Bien que certains de ses biographes suggèrent qu'Eberhardt joue avec les dénominations du fait qu'elle est privée du nom de son père, son jeu sur les identités paraît plutôt ludique que désespéré [1]. Exemple typique de sa façon de jouer : après son mariage, Eberhardt garde son pseudonyme Mahmoud Saadi, en ajoutant parfois, pour sa correspondance officielle, le titre « Madame » ; elle devient, en quelque sorte, sa propre épouse. Se moque-t-elle ainsi d'une coutume qui fait désigner la femme par le nom de son mari, et qui est en décalage avec son style de vie indépendante ? Élevée anarchiste, et n'ayant pas de respect pour les institutions intrinsèquement cruelles ou indifférentes, Eberhardt s'amuse à embrouiller les autorités avec ses inventions de noms. Qui est-elle ? Impossible de la classer. Quand un groupe de colons écrit à l'administration pour se plaindre des activités « pro-indigènes » d'Isabelle, ils l'appellent « Mme Mahmoud Saadi Eberhardt » !

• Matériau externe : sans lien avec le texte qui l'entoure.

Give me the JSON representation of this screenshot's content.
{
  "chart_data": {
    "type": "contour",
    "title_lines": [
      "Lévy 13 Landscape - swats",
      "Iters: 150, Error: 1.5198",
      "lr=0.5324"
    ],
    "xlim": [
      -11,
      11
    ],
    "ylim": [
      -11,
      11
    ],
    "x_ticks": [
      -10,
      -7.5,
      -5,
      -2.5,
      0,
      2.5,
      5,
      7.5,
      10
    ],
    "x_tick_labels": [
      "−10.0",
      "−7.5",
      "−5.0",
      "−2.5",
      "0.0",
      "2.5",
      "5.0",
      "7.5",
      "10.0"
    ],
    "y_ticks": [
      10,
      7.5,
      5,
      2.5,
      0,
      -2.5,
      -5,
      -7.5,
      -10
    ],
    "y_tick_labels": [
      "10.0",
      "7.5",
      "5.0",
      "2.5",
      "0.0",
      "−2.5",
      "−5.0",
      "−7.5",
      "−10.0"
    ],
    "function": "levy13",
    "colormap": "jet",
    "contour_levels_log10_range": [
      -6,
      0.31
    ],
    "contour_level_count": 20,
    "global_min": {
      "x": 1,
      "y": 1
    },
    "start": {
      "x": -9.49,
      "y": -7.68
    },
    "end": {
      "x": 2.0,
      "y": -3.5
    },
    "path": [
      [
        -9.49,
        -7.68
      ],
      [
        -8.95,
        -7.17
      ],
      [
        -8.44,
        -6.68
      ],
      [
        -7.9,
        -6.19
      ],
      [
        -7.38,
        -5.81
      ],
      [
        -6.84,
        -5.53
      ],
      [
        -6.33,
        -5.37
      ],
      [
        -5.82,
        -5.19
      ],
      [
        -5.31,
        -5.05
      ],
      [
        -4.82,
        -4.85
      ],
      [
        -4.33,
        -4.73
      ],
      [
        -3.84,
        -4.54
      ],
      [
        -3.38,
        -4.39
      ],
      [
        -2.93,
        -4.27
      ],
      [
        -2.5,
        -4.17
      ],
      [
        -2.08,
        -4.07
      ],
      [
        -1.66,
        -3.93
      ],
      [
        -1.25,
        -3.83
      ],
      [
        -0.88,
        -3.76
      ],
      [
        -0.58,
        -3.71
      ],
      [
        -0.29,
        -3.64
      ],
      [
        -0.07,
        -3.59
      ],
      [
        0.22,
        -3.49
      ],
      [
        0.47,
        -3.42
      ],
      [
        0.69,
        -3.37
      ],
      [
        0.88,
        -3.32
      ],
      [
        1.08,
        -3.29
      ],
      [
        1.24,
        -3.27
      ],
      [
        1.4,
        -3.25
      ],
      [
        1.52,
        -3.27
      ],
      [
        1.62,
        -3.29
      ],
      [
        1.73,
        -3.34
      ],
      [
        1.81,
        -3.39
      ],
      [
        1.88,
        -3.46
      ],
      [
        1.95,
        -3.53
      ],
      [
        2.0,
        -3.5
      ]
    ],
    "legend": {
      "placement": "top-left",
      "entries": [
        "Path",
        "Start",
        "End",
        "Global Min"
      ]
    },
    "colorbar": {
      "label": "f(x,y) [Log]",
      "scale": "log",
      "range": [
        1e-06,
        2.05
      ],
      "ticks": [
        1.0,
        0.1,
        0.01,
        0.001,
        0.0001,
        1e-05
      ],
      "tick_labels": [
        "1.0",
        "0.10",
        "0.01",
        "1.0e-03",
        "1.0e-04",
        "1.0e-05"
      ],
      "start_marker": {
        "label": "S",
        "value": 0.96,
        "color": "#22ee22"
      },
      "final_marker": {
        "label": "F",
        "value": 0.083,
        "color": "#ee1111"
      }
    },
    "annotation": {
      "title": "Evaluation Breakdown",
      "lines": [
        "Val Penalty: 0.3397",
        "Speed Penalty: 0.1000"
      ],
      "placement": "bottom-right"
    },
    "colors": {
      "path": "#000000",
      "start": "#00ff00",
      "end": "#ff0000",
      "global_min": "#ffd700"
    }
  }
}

Son mari, en tout cas, ne paraît pas vexé par ces inventions de noms. Lui-même, lors d'une première rencontre avec Randau, présente Si Mahmoud Saadi, en ajoutant : « C'est là son nom de guerre ; en réalité il s'agit de Mme Ehnni, ma femme. »[2]. Mais Isabelle Eberhardt, est-elle moins Mahmoud Saadi qu'elle n'est Madame Ehnni ? Elle est certainement plus connue sous le nom de Mahmoud Saadi. Eberhardt et Ehnni vivent aux yeux du public comme deux confrères.
Notes
[1] A noter qu’ « Eberhardt » est le nom de jeune fille de la grand-mère d’Isabelle. La mère d’Isabelle, a-t-elle souffert d’être privée du nom du père ? Est-ce pour ça qu’Isabelle donne à sa mère déjà morte le nom du père, nom qu’elle n’a jamais eu de son vivant ? Ou est-ce plutôt pour brouiller les pistes en affirmant son refus de coopérer avec une administration rigide et déshumanisante ?
[2] Notes et souvenirs, op. cit., p. 64.